Genocides leave a profound mark on human history. They don't just kill people, they also leave deep psychological wounds that are passed on from generation to generation—the word trauma comes from Greek and means wound-This is what will happen to the clean and clean people who will survive the extermination of Gaza. Even if they haven't seen a single bomb, these children will carry within them an inherited emotional and psychological burden. This burden of pain from previous generations is what is known as transgenerational trauma and refers to the transmission of pain, fear, emotional disconnection, and other psychological after-effects of traumatic events to one's offspring. Therefore, the shadow of today's inhumane slaughter on the Palestinians will be carried by these people for generations to come.
History presents us with a paradox: this concept began to be studied in the 1960s, by descendants of Holocaust survivors. From Jews raised by parents broken by pain, amid deafening silences that generated feelings of anxiety, guilt, or fear, without knowing exactly where it all came from. As Helen Epstein, the daughter of survivors, said: "We carried memories we hadn't even experienced."

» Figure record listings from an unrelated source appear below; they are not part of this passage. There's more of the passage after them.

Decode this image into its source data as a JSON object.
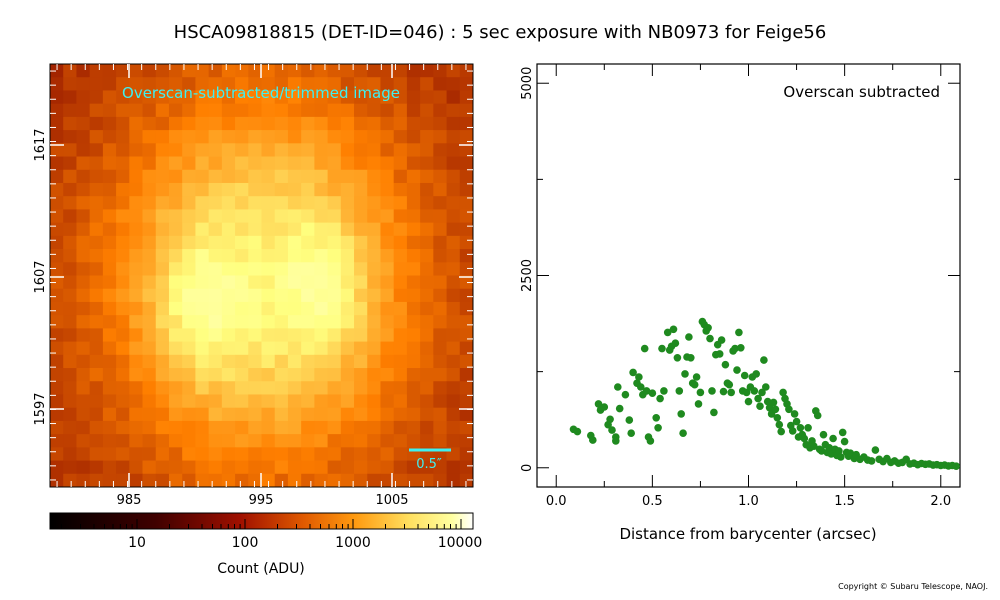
{
  "title": "HSCA09818815 (DET-ID=046) :  5 sec exposure with NB0973 for Feige56",
  "copyright": "Copyright © Subaru Telescope, NAOJ.",
  "image_panel": {
    "label": "Overscan-subtracted/trimmed image",
    "label_color": "#3ff0f0",
    "scale_bar_label": "0.5″",
    "x_ticks": [
      "985",
      "995",
      "1005"
    ],
    "y_ticks": [
      "1617",
      "1607",
      "1597"
    ],
    "colormap": "afmhot"
  },
  "colorbar": {
    "tick_labels": [
      "10",
      "100",
      "1000",
      "10000"
    ],
    "label": "Count (ADU)",
    "scale": "log"
  },
  "chart_data": {
    "type": "scatter",
    "annotation": "Overscan subtracted",
    "xlabel": "Distance from barycenter (arcsec)",
    "ylabel": "",
    "xlim": [
      -0.1,
      2.1
    ],
    "ylim": [
      -250,
      5250
    ],
    "x_ticks": [
      "0.0",
      "0.5",
      "1.0",
      "1.5",
      "2.0"
    ],
    "y_ticks": [
      "0",
      "2500",
      "5000"
    ],
    "marker_color": "#1f8a1f",
    "points": [
      [
        0.09,
        500
      ],
      [
        0.11,
        470
      ],
      [
        0.18,
        420
      ],
      [
        0.19,
        360
      ],
      [
        0.22,
        830
      ],
      [
        0.23,
        750
      ],
      [
        0.25,
        790
      ],
      [
        0.27,
        560
      ],
      [
        0.28,
        630
      ],
      [
        0.29,
        490
      ],
      [
        0.31,
        400
      ],
      [
        0.31,
        350
      ],
      [
        0.32,
        1050
      ],
      [
        0.33,
        770
      ],
      [
        0.36,
        950
      ],
      [
        0.38,
        620
      ],
      [
        0.39,
        450
      ],
      [
        0.4,
        1240
      ],
      [
        0.42,
        1100
      ],
      [
        0.43,
        1180
      ],
      [
        0.44,
        1050
      ],
      [
        0.45,
        950
      ],
      [
        0.46,
        1550
      ],
      [
        0.47,
        1000
      ],
      [
        0.48,
        400
      ],
      [
        0.49,
        350
      ],
      [
        0.5,
        970
      ],
      [
        0.52,
        650
      ],
      [
        0.53,
        520
      ],
      [
        0.54,
        900
      ],
      [
        0.55,
        1550
      ],
      [
        0.56,
        1000
      ],
      [
        0.58,
        1760
      ],
      [
        0.59,
        1530
      ],
      [
        0.6,
        1580
      ],
      [
        0.61,
        1800
      ],
      [
        0.62,
        1620
      ],
      [
        0.63,
        1430
      ],
      [
        0.64,
        1000
      ],
      [
        0.65,
        700
      ],
      [
        0.66,
        450
      ],
      [
        0.67,
        1220
      ],
      [
        0.68,
        1440
      ],
      [
        0.69,
        1700
      ],
      [
        0.7,
        1430
      ],
      [
        0.71,
        1100
      ],
      [
        0.72,
        1080
      ],
      [
        0.73,
        1180
      ],
      [
        0.74,
        830
      ],
      [
        0.75,
        980
      ],
      [
        0.76,
        1900
      ],
      [
        0.77,
        1860
      ],
      [
        0.78,
        1780
      ],
      [
        0.79,
        1820
      ],
      [
        0.8,
        1680
      ],
      [
        0.81,
        1000
      ],
      [
        0.82,
        720
      ],
      [
        0.83,
        1470
      ],
      [
        0.84,
        1600
      ],
      [
        0.85,
        1480
      ],
      [
        0.86,
        1660
      ],
      [
        0.87,
        990
      ],
      [
        0.88,
        1340
      ],
      [
        0.89,
        1100
      ],
      [
        0.9,
        1080
      ],
      [
        0.91,
        980
      ],
      [
        0.92,
        1520
      ],
      [
        0.93,
        1550
      ],
      [
        0.94,
        1270
      ],
      [
        0.95,
        1760
      ],
      [
        0.96,
        1560
      ],
      [
        0.97,
        1000
      ],
      [
        0.98,
        1200
      ],
      [
        0.99,
        980
      ],
      [
        1.0,
        860
      ],
      [
        1.01,
        1050
      ],
      [
        1.02,
        1180
      ],
      [
        1.03,
        1000
      ],
      [
        1.04,
        1220
      ],
      [
        1.05,
        900
      ],
      [
        1.06,
        800
      ],
      [
        1.07,
        980
      ],
      [
        1.08,
        1400
      ],
      [
        1.09,
        1050
      ],
      [
        1.1,
        860
      ],
      [
        1.11,
        780
      ],
      [
        1.12,
        700
      ],
      [
        1.13,
        850
      ],
      [
        1.14,
        760
      ],
      [
        1.15,
        650
      ],
      [
        1.16,
        560
      ],
      [
        1.17,
        470
      ],
      [
        1.18,
        980
      ],
      [
        1.19,
        900
      ],
      [
        1.2,
        830
      ],
      [
        1.21,
        760
      ],
      [
        1.22,
        550
      ],
      [
        1.23,
        480
      ],
      [
        1.24,
        700
      ],
      [
        1.25,
        600
      ],
      [
        1.26,
        400
      ],
      [
        1.27,
        520
      ],
      [
        1.28,
        430
      ],
      [
        1.29,
        380
      ],
      [
        1.3,
        300
      ],
      [
        1.31,
        520
      ],
      [
        1.32,
        260
      ],
      [
        1.33,
        350
      ],
      [
        1.34,
        280
      ],
      [
        1.35,
        740
      ],
      [
        1.36,
        680
      ],
      [
        1.37,
        240
      ],
      [
        1.38,
        220
      ],
      [
        1.39,
        430
      ],
      [
        1.4,
        300
      ],
      [
        1.41,
        200
      ],
      [
        1.42,
        260
      ],
      [
        1.43,
        180
      ],
      [
        1.44,
        380
      ],
      [
        1.45,
        240
      ],
      [
        1.46,
        160
      ],
      [
        1.47,
        220
      ],
      [
        1.48,
        140
      ],
      [
        1.49,
        460
      ],
      [
        1.5,
        340
      ],
      [
        1.51,
        200
      ],
      [
        1.52,
        150
      ],
      [
        1.53,
        190
      ],
      [
        1.55,
        120
      ],
      [
        1.56,
        170
      ],
      [
        1.58,
        110
      ],
      [
        1.6,
        140
      ],
      [
        1.62,
        100
      ],
      [
        1.64,
        90
      ],
      [
        1.66,
        230
      ],
      [
        1.68,
        110
      ],
      [
        1.7,
        80
      ],
      [
        1.72,
        120
      ],
      [
        1.74,
        70
      ],
      [
        1.76,
        90
      ],
      [
        1.78,
        60
      ],
      [
        1.8,
        70
      ],
      [
        1.82,
        110
      ],
      [
        1.84,
        50
      ],
      [
        1.86,
        60
      ],
      [
        1.88,
        40
      ],
      [
        1.9,
        55
      ],
      [
        1.92,
        45
      ],
      [
        1.94,
        50
      ],
      [
        1.96,
        35
      ],
      [
        1.98,
        40
      ],
      [
        2.0,
        30
      ],
      [
        2.02,
        35
      ],
      [
        2.04,
        25
      ],
      [
        2.06,
        30
      ],
      [
        2.08,
        20
      ]
    ]
  }
}
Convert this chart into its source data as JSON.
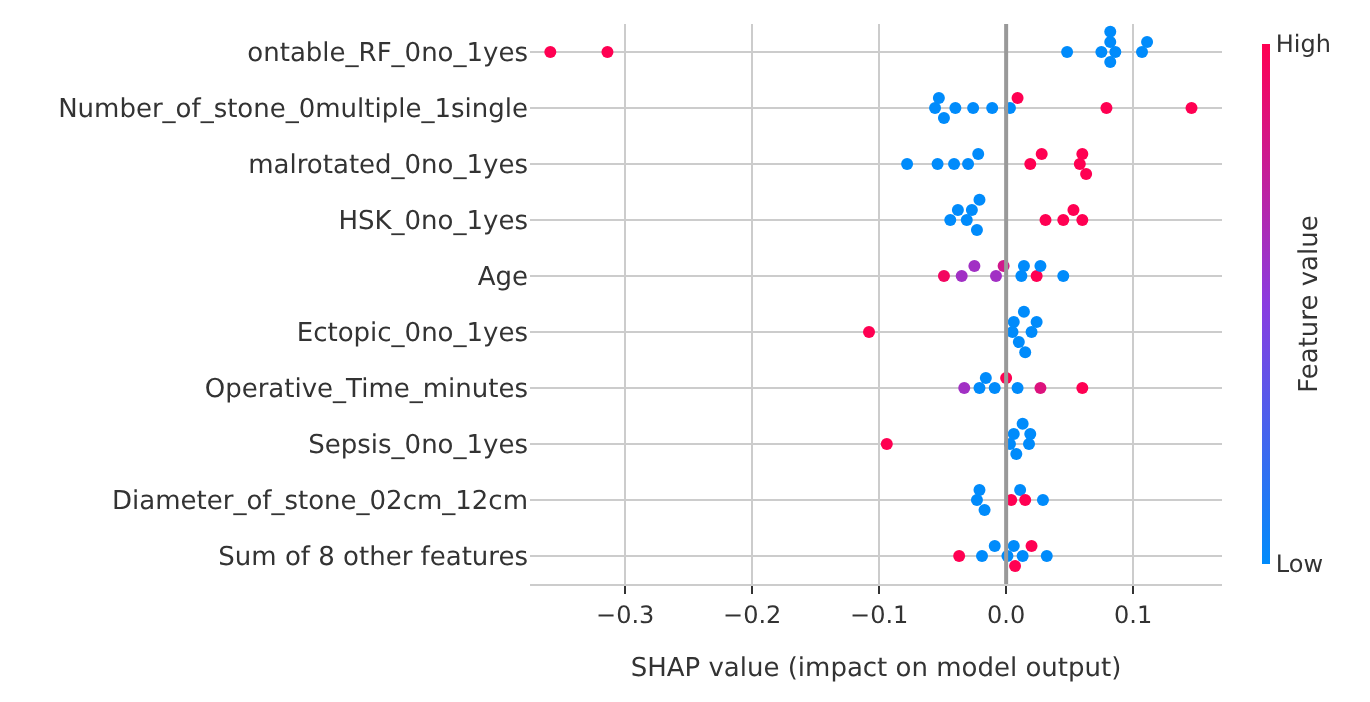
{
  "chart_data": {
    "type": "scatter",
    "orientation": "horizontal",
    "xlabel": "SHAP value (impact on model output)",
    "clabel": "Feature value",
    "categories": [
      "ontable_RF_0no_1yes",
      "Number_of_stone_0multiple_1single",
      "malrotated_0no_1yes",
      "HSK_0no_1yes",
      "Age",
      "Ectopic_0no_1yes",
      "Operative_Time_minutes",
      "Sepsis_0no_1yes",
      "Diameter_of_stone_02cm_12cm",
      "Sum of 8 other features"
    ],
    "series": [
      {
        "x": [
          "ontable_RF_0no_1yes",
          "ontable_RF_0no_1yes",
          "ontable_RF_0no_1yes",
          "ontable_RF_0no_1yes",
          "ontable_RF_0no_1yes",
          "ontable_RF_0no_1yes",
          "ontable_RF_0no_1yes",
          "ontable_RF_0no_1yes",
          "ontable_RF_0no_1yes",
          "ontable_RF_0no_1yes",
          "Number_of_stone_0multiple_1single",
          "Number_of_stone_0multiple_1single",
          "Number_of_stone_0multiple_1single",
          "Number_of_stone_0multiple_1single",
          "Number_of_stone_0multiple_1single",
          "Number_of_stone_0multiple_1single",
          "Number_of_stone_0multiple_1single",
          "Number_of_stone_0multiple_1single",
          "Number_of_stone_0multiple_1single",
          "Number_of_stone_0multiple_1single",
          "malrotated_0no_1yes",
          "malrotated_0no_1yes",
          "malrotated_0no_1yes",
          "malrotated_0no_1yes",
          "malrotated_0no_1yes",
          "malrotated_0no_1yes",
          "malrotated_0no_1yes",
          "malrotated_0no_1yes",
          "malrotated_0no_1yes",
          "malrotated_0no_1yes",
          "HSK_0no_1yes",
          "HSK_0no_1yes",
          "HSK_0no_1yes",
          "HSK_0no_1yes",
          "HSK_0no_1yes",
          "HSK_0no_1yes",
          "HSK_0no_1yes",
          "HSK_0no_1yes",
          "HSK_0no_1yes",
          "HSK_0no_1yes",
          "Age",
          "Age",
          "Age",
          "Age",
          "Age",
          "Age",
          "Age",
          "Age",
          "Age",
          "Age",
          "Ectopic_0no_1yes",
          "Ectopic_0no_1yes",
          "Ectopic_0no_1yes",
          "Ectopic_0no_1yes",
          "Ectopic_0no_1yes",
          "Ectopic_0no_1yes",
          "Ectopic_0no_1yes",
          "Ectopic_0no_1yes",
          "Operative_Time_minutes",
          "Operative_Time_minutes",
          "Operative_Time_minutes",
          "Operative_Time_minutes",
          "Operative_Time_minutes",
          "Operative_Time_minutes",
          "Operative_Time_minutes",
          "Operative_Time_minutes",
          "Sepsis_0no_1yes",
          "Sepsis_0no_1yes",
          "Sepsis_0no_1yes",
          "Sepsis_0no_1yes",
          "Sepsis_0no_1yes",
          "Sepsis_0no_1yes",
          "Sepsis_0no_1yes",
          "Diameter_of_stone_02cm_12cm",
          "Diameter_of_stone_02cm_12cm",
          "Diameter_of_stone_02cm_12cm",
          "Diameter_of_stone_02cm_12cm",
          "Diameter_of_stone_02cm_12cm",
          "Diameter_of_stone_02cm_12cm",
          "Diameter_of_stone_02cm_12cm",
          "Sum of 8 other features",
          "Sum of 8 other features",
          "Sum of 8 other features",
          "Sum of 8 other features",
          "Sum of 8 other features",
          "Sum of 8 other features",
          "Sum of 8 other features",
          "Sum of 8 other features",
          "Sum of 8 other features"
        ],
        "values": [
          -0.359,
          -0.314,
          0.048,
          0.075,
          0.082,
          0.082,
          0.082,
          0.086,
          0.107,
          0.111,
          -0.056,
          -0.053,
          -0.049,
          -0.04,
          -0.026,
          -0.011,
          0.003,
          0.009,
          0.079,
          0.146,
          -0.078,
          -0.054,
          -0.041,
          -0.03,
          -0.022,
          0.019,
          0.028,
          0.058,
          0.06,
          0.063,
          -0.044,
          -0.038,
          -0.031,
          -0.027,
          -0.023,
          -0.021,
          0.031,
          0.045,
          0.053,
          0.06,
          -0.049,
          -0.035,
          -0.025,
          -0.008,
          -0.002,
          0.012,
          0.014,
          0.024,
          0.027,
          0.045,
          -0.108,
          0.005,
          0.006,
          0.01,
          0.014,
          0.015,
          0.02,
          0.024,
          -0.033,
          -0.021,
          -0.016,
          -0.009,
          0.0,
          0.009,
          0.027,
          0.06,
          -0.094,
          0.003,
          0.006,
          0.008,
          0.013,
          0.018,
          0.019,
          -0.023,
          -0.021,
          -0.017,
          0.004,
          0.011,
          0.015,
          0.029,
          -0.037,
          -0.019,
          -0.009,
          0.001,
          0.006,
          0.007,
          0.013,
          0.02,
          0.032
        ],
        "cvalues": [
          1,
          1,
          0,
          0,
          0,
          0,
          0,
          0,
          0,
          0,
          0,
          0,
          0,
          0,
          0,
          0,
          0,
          1,
          1,
          1,
          0,
          0,
          0,
          0,
          0,
          1,
          1,
          1,
          1,
          1,
          0,
          0,
          0,
          0,
          0,
          0,
          1,
          1,
          1,
          1,
          0.95,
          0.6,
          0.6,
          0.6,
          0.8,
          0,
          0,
          1,
          0,
          0,
          1,
          0,
          0,
          0,
          0,
          0,
          0,
          0,
          0.6,
          0,
          0,
          0,
          1,
          0,
          0.85,
          1,
          1,
          0,
          0,
          0,
          0,
          0,
          0,
          0,
          0,
          0,
          1,
          0,
          1,
          0,
          1,
          0,
          0,
          0,
          0,
          1,
          0,
          1,
          0
        ]
      }
    ],
    "colors": [
      "#008bfb",
      "#8a3ce0",
      "#ff0052"
    ],
    "clim": [
      0,
      1
    ],
    "cticks": [
      {
        "value": 0,
        "label": "Low"
      },
      {
        "value": 1,
        "label": "High"
      }
    ],
    "xlim": [
      -0.375,
      0.17
    ],
    "xticks": [
      {
        "value": -0.3,
        "label": "−0.3"
      },
      {
        "value": -0.2,
        "label": "−0.2"
      },
      {
        "value": -0.1,
        "label": "−0.1"
      },
      {
        "value": 0,
        "label": "0.0"
      },
      {
        "value": 0.1,
        "label": "0.1"
      }
    ],
    "ref_lines": [
      {
        "axis": "x",
        "value": 0,
        "color": "#999999"
      }
    ],
    "grid": true,
    "marker": "circle"
  }
}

Thus, unprocessed, high-impact traumas can be unconsciously inherited through mechanisms such as family silence, overprotection, or the unconscious repetition of patterns of behavior and emotions. The majority of the Palestinian population suffering from this genocide today are the sons and daughters of refugees. Descendants of a people who have accumulated a reality of loss, exile, and violence, which can make the wounds of the future even deeper and more complex.
According to Save the Children (2024), 86% of children in Gaza show severe signs of trauma—such as mutism, bedwetting, anxiety attacks, and sleep disorders. And this is just the tip of the iceberg. Several studies are already pointing to the effects of psychological trauma, and it has been concluded that it can even leave marks on genetic expression (epigenetics), because the fear, suffering, pain, or loss experienced by one generation can affect the brain and body of the next. According to some research, descendants of genocide victims share some symptoms, such as difficulty trusting, hypervigilance, complicated emotional relationships, low self-esteem...
In Gaza, the problem is intensified because the trauma has not yet become a thing of the past: it is present, and these people still suffer from impunity. That is why grieving and reparation processes are impossible: they will be until the violence stops.
Whenever possible, we must be vigilant and break the chain of transgenerational trauma: it is not easy, but it is essential. We must listen, remember, and acknowledge in order to repair and dignify their lives and their history. This can only happen when the suffering stops repeating itself every day.